La voie royale Sophie sotto esame al Politecnico
Il dualismo tra città e campagna esiste fin dai tempi di Esopo, che ben lo rappresentò in una sua favola. Gli ultimi cent’anni ci danno vincente la città sulla campagna. E’ il luogo dove si consuma, dove gli esseri umani interagiscono più intensamente e in molteplici forme: culturali, commerciali, alimentari, sessuali. Da quando, però, l’inquinamento, stress e malattie contagiose spaventano di più si avverte una controtendenza in favore della campagna.

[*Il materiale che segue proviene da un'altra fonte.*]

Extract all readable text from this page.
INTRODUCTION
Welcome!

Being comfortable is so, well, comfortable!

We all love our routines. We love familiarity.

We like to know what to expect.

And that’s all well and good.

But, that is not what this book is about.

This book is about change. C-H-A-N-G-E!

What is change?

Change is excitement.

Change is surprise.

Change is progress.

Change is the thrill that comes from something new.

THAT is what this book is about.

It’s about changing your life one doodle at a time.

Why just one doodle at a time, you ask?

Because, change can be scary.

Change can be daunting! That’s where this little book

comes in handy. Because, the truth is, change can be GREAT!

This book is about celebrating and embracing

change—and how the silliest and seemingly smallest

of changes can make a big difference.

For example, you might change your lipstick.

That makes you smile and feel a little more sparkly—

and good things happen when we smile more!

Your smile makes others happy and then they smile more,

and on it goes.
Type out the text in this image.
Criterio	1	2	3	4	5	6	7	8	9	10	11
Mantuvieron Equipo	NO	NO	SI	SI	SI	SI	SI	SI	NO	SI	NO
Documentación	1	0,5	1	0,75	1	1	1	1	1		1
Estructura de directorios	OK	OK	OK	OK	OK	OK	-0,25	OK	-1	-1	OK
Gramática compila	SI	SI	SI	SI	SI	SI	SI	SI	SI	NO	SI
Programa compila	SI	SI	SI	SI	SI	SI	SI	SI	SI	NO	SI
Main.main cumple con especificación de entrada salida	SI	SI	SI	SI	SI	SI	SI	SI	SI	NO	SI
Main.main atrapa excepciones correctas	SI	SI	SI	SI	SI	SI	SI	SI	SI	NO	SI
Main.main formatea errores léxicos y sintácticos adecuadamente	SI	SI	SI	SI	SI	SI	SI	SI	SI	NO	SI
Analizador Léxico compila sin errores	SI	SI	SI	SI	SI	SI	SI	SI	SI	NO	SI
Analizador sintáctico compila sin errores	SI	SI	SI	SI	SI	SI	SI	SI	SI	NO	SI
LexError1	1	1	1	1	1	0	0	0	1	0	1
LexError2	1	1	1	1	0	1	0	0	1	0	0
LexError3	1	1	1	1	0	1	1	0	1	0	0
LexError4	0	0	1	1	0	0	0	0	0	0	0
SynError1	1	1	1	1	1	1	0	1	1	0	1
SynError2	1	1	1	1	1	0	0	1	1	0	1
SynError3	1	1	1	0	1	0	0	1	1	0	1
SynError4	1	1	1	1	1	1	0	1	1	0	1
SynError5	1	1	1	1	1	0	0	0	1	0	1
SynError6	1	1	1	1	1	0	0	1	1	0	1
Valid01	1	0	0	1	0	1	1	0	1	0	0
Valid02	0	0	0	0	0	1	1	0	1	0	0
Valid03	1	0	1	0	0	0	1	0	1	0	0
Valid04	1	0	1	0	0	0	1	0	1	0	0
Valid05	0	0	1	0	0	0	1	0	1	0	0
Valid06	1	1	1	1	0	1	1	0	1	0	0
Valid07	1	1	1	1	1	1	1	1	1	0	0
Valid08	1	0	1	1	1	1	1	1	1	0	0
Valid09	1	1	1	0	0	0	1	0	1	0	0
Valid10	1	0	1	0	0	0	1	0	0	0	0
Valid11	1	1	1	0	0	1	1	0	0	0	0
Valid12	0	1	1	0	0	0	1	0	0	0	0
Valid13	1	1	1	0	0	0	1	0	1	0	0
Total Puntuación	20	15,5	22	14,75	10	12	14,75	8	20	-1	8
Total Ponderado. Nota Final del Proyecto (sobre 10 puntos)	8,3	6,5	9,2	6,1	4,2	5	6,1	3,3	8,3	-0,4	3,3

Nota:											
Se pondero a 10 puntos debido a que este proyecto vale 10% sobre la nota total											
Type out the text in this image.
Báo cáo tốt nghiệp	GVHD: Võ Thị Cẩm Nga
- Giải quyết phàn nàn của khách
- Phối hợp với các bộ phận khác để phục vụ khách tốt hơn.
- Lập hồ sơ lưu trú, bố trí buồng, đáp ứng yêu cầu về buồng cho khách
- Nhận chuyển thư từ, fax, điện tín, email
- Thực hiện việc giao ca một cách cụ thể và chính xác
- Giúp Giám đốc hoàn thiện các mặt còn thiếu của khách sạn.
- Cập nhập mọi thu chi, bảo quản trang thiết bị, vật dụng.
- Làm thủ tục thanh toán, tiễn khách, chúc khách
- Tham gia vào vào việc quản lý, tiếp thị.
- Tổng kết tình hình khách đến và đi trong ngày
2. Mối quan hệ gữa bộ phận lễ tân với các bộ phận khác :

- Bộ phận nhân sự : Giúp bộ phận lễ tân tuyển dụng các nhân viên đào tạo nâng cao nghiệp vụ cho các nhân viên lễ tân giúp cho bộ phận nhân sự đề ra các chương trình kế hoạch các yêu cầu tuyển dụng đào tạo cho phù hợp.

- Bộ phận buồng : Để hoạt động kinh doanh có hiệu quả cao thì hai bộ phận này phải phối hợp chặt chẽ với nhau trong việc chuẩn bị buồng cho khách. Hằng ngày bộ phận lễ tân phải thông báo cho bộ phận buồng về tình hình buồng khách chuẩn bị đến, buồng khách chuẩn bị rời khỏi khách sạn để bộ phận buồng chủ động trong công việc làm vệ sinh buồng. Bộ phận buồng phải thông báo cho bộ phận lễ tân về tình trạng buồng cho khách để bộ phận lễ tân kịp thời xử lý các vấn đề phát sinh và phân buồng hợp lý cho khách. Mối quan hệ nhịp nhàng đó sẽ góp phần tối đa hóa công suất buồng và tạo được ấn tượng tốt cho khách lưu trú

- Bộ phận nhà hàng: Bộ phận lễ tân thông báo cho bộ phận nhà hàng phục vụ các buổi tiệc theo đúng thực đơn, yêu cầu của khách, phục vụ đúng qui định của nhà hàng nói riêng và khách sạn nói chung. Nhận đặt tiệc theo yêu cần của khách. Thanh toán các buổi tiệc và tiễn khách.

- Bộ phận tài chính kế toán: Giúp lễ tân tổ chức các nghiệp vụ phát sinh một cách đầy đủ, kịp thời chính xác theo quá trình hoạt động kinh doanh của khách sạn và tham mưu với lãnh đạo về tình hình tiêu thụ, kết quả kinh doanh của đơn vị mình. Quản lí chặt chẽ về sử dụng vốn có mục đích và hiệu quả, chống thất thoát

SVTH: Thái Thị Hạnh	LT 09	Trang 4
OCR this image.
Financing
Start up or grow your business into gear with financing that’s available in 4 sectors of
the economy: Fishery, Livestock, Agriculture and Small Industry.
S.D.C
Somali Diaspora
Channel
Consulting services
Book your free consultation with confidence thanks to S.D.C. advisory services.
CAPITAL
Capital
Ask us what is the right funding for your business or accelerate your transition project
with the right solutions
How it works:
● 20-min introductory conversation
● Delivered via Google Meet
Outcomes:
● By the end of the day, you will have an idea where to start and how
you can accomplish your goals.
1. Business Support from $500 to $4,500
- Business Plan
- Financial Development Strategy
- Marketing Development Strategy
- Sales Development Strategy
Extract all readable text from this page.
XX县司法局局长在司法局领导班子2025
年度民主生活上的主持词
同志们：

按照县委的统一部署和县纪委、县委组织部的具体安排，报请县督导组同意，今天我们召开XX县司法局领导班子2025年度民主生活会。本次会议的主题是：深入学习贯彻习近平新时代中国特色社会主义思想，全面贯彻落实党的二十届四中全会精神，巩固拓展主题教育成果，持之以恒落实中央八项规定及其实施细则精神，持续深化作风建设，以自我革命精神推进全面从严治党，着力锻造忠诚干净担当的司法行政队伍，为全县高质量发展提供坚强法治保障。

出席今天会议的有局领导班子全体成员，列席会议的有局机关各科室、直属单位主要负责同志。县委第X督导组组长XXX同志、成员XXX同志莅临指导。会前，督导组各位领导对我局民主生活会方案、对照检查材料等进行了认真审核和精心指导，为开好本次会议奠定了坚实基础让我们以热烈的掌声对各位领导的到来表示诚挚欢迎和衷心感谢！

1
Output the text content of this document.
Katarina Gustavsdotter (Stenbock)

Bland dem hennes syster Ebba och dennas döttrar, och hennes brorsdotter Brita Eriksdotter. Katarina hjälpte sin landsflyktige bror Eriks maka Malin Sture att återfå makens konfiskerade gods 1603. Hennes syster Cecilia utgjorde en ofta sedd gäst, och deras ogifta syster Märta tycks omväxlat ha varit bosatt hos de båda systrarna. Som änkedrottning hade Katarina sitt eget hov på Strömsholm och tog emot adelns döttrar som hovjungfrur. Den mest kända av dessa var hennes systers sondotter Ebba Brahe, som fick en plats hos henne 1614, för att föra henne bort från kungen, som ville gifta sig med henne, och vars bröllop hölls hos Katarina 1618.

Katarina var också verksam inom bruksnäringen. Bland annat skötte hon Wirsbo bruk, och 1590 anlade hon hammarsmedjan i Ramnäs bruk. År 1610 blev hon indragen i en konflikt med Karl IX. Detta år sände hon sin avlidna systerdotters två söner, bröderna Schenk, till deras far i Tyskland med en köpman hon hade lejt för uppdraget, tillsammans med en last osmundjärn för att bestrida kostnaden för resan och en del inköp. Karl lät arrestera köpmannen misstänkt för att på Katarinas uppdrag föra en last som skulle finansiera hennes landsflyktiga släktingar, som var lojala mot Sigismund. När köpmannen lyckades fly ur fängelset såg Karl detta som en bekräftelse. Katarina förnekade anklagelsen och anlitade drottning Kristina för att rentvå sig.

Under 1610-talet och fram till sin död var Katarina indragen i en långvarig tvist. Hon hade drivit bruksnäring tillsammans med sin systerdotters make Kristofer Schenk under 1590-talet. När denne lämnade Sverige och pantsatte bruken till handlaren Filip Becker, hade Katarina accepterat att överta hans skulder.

Due film presentati al Locarno Film Festival in sezioni differenti ben rappresentano l’antico dualismo e la sua problematicità. In La voie royale (sezione Piazza Grande) del regista svizzero Frédéric Mermoud una ragazza di campagna, Sophie, insegue a Lione il sogno di iscriversi al prestigioso Politecnico locale. Dietro ha una famiglia di piccoli allevatori di maiali schiacciati dall’industria agroalimentare, davanti ha invece un ambiente ostile e classista dove tutti sgomitano per arrivare al successo. In entrambe le situazioni la lotta è impari sia per Sophie che per la sua famiglia. Gli avversari sono crudeli, indirizzati al profitto e al dominio. La protagonista ne è via sempre più consapevole tanto da avere la forza di dichiarare il suo «manifesto» davanti al suo esaminatore. «Questo mondo indirizzato solo al profitto va cambiato. Io voglio farlo dal suo interno», dice. E proprio lì tra i maiali di famiglia Sophie riceve la notizia della sua ammissione al Politecnico. Padre e fratello l’abbracciano: sembrano aver anche loro capito che il mondo deve cambiare direzione. «Soldi o potere. Per cosa sei qui?» Le chiede una collega il primo giorno di università. «C’è anche altro» risponde Sophie interpretata con credibilità dall’attrice Suzanne Jouannet. Dalla campagna alla città arriva energia positiva per gli umani e speriamo poi magari anche per i maiali.

Franck esausto ai piedi del suo trattore consolato da una mucca
A compiere un percorso inverso a quello di Sophie è il parigino Franck, ricercatore, in 5 Hectares (sezione Fuori concorso) della regista francese Émilie Deleuze. Franck lascia agio, carriera e relazioni per comprarsi cinque ettari di terra in campagna nel Limousin, il minimo per poter ottenere lo status di agricoltore e non caricarsi di un impegno produttivo troppo gravoso. Il trasferimento, come è facile attendersi, non è agevole. Franck non sa come cominciare e scopre che l’ambiente che lo circonda è ostico. Abbiamo la conferma che tra villici e cittadini esiste un’organica e diffusa diffidenza. Se il cittadino vuole da una parte riaffermare la sua «civiltà» attraverso educazione, ma anche fermezza e risolutezza, dall’altra il villico non ama gli intrusi che attentano al suo stile di vita. Così il cittadino Franck litiga da subito con un agricoltore che vuole far pascolare gli animali nel suo terreno e dall’altro poi trova in un agognato trattore lo status symbol che ne dovrebbe consacrare l’integrazione nell’ambiente. Ma pagare non basta per «meritarsi» la terra. Nulla riesce troppo bene a Franck, in crisi anche con la moglie hostess, ma il suo anelito di libertà dalle costrizioni della città lo esalta fino ad esagerare nei comportamenti che gli rivelano istinti a lungo repressi come rabbia, invidia e irrefrenabile passione. Quest’ultima alla fine prevale e Franck trova la sua dimensione ai piedi del suo sgangherato trattore. La campagna ottiene la sua rivincita.